SW: I don’t know if I’ve seen a Bat-Shit Crazy movie, but the best Bat-Shit Crazy idea that got pitched was Jack Black playing a 16-year-old girl. Also, by far the funniest scene of the year is Jack Black being taught how to pee with a penis, since Jack Black is a cis-girl trapped in Jack Black’s body.
LR: WHAT MOVIE IS THIS?
SW: That’s probably important information! It’s Jumanji!!
The Post. Steven Spielberg and Tom Hanks may be a match made in heaven for some. To me it seems like Oscar Bait and a predictable yawn-fest where everyone goes, “Yeah, that was good,” because of course it will be good, but I doubt it will be great.

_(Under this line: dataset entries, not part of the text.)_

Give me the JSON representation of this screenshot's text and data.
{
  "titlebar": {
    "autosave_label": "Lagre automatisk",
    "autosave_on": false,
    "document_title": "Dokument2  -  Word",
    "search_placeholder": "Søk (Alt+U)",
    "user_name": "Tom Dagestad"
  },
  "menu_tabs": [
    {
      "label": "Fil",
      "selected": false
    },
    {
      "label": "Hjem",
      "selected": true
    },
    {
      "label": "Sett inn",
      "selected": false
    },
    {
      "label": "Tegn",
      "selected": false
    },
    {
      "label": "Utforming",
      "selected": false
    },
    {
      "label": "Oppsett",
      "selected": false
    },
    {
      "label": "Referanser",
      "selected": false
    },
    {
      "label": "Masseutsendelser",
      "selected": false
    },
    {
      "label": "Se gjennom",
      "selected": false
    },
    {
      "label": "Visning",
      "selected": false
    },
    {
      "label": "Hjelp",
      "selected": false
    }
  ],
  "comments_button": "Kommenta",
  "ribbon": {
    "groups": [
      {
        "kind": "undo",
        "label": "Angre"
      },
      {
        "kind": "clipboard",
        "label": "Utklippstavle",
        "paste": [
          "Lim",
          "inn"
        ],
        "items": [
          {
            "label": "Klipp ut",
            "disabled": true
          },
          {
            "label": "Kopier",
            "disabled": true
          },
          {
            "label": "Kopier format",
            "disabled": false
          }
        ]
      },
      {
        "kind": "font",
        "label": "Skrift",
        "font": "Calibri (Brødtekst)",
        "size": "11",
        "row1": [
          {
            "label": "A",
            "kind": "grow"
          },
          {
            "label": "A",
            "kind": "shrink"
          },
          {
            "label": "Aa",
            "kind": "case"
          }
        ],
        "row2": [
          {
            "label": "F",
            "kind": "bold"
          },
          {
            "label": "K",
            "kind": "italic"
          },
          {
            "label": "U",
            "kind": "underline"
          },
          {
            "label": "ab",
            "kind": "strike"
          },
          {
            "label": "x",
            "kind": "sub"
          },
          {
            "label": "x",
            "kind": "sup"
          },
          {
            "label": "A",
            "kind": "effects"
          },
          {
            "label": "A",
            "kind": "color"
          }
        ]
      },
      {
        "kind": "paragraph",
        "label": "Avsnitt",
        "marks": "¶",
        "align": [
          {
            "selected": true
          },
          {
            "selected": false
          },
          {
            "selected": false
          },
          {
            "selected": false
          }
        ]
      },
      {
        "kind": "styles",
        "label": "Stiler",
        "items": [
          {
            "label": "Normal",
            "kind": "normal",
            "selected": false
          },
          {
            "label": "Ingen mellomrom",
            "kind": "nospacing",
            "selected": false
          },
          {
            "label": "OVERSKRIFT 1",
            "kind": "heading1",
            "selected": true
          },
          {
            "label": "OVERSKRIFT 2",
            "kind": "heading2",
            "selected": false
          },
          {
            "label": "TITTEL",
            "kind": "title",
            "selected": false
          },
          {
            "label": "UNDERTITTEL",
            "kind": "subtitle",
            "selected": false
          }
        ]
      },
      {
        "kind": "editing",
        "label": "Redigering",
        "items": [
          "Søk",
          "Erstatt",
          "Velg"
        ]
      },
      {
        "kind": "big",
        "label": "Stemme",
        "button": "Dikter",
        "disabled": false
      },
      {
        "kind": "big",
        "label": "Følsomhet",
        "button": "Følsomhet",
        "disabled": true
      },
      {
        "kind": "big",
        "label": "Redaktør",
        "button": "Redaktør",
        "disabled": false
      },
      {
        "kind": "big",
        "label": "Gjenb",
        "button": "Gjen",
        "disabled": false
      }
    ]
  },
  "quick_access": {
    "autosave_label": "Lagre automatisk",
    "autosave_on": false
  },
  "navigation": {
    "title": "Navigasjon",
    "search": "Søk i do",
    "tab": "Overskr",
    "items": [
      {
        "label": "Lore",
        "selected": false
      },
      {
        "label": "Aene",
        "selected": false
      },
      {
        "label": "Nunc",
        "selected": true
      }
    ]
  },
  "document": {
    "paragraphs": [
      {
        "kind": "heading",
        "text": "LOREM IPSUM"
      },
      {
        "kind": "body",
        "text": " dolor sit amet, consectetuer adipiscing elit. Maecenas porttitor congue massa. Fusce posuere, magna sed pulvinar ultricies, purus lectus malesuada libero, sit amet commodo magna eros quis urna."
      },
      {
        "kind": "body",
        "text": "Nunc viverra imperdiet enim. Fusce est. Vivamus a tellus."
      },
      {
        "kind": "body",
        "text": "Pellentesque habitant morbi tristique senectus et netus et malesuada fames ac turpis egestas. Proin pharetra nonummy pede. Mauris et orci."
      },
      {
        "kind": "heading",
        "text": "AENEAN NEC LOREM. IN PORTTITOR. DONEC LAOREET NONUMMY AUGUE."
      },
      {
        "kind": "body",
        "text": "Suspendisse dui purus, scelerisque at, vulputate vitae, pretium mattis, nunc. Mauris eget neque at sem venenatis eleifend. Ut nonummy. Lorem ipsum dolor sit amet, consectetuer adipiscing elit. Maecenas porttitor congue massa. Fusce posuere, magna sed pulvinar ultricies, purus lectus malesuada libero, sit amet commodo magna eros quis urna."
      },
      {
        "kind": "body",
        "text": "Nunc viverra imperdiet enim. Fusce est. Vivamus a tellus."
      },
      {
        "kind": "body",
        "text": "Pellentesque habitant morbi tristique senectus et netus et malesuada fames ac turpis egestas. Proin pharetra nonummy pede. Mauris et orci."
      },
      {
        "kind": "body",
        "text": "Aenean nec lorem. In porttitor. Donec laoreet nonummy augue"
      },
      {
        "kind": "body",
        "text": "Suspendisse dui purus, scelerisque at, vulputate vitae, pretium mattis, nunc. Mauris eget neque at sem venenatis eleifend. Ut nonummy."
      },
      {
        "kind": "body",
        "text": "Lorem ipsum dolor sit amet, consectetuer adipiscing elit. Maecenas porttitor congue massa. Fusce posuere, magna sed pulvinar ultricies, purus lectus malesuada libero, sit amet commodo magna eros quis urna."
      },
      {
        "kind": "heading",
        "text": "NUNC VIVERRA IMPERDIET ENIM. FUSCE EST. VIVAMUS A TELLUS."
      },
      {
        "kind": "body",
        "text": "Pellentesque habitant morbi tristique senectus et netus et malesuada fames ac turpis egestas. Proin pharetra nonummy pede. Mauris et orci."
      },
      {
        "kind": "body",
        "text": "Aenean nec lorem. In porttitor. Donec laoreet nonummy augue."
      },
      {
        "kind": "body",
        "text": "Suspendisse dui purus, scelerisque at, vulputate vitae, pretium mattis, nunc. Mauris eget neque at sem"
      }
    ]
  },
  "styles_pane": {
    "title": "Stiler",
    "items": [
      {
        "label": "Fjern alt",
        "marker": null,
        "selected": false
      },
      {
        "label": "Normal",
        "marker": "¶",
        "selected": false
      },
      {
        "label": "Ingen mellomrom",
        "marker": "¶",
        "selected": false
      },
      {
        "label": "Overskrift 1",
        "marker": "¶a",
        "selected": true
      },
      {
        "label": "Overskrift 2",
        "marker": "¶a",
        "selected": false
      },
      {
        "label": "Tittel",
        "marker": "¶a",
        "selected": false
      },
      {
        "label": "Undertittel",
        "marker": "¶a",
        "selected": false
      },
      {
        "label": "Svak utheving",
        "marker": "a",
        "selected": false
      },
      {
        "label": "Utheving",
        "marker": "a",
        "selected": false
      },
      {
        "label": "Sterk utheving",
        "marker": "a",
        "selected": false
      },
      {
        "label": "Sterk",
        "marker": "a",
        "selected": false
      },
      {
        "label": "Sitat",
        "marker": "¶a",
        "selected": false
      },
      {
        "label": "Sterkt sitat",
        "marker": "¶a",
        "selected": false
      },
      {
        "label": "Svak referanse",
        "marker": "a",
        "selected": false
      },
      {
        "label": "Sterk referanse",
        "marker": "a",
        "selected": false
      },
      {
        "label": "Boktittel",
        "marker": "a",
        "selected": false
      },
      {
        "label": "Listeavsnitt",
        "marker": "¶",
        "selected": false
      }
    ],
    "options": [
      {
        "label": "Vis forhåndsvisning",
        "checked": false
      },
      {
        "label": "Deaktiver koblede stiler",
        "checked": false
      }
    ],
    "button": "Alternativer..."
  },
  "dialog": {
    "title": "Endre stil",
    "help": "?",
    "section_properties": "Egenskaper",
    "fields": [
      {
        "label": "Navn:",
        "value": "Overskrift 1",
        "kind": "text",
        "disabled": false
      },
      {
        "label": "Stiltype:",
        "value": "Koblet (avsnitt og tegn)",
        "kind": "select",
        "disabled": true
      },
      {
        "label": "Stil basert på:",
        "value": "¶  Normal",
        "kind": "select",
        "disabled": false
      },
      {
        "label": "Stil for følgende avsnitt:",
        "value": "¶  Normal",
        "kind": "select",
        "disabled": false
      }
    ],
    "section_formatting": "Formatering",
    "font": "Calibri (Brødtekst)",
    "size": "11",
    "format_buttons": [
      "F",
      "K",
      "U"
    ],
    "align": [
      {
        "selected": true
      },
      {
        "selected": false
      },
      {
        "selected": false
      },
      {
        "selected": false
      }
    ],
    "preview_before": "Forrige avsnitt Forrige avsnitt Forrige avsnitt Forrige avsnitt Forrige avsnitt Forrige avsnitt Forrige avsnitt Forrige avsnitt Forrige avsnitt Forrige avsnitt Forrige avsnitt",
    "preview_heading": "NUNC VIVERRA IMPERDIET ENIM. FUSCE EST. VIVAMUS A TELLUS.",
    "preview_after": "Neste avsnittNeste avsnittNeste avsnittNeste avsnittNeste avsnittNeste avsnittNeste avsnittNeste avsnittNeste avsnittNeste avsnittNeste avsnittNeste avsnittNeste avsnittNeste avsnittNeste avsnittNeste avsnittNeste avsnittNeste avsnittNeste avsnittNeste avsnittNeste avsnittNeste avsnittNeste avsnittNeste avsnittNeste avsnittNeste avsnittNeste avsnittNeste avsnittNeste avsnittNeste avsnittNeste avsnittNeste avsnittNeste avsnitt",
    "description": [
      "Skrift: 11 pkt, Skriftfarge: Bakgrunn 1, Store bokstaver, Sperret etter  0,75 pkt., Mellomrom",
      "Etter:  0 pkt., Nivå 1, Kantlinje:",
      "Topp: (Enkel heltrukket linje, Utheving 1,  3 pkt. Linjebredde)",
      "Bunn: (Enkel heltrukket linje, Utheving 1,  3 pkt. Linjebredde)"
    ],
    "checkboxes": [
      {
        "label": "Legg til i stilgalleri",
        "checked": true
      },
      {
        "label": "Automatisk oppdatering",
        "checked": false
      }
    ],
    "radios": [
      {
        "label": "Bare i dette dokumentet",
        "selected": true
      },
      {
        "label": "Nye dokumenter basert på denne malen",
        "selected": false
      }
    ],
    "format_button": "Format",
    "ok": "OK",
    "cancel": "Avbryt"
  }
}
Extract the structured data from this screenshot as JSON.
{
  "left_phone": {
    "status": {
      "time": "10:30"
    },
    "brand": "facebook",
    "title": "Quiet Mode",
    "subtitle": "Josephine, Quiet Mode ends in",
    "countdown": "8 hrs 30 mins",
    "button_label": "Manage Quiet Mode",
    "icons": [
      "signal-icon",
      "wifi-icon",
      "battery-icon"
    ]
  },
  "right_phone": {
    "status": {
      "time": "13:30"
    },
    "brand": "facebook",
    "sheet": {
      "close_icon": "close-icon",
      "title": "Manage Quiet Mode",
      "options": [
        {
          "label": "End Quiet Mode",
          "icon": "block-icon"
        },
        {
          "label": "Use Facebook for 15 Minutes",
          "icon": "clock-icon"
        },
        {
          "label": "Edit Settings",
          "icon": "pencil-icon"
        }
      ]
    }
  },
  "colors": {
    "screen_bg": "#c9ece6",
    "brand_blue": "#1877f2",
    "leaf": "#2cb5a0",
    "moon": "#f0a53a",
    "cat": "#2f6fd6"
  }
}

SW: Logan. Christopher Nolan’s Dark Knight was not a superhero movie. It was a crime movie that just happened to have superheroes. Likewise, Logan was not a superhero movie. It was a movie about government encroachment and family survival, and yeah there were superheroes. The movie is emotional, dealing with aging, disease, dying, loss, and learning to care again after so much defeat. This was a beautiful story and a beautiful movie and it won’t get a lick of appreciation from The Academy.
LR: Totally agree. Except it did get a screenwriting nod.
SW: But not best picture...
Best Song That Should Win But Probably Won’t:
Sufjan Steven’s “Mystery of Love” from Call Me By Your Name
ANYTHING BY LIN-MANUAL MIRANDA THAT DOESN’T WIN —*drops mic and hums “My Shot” as he exits metaphorical stage left.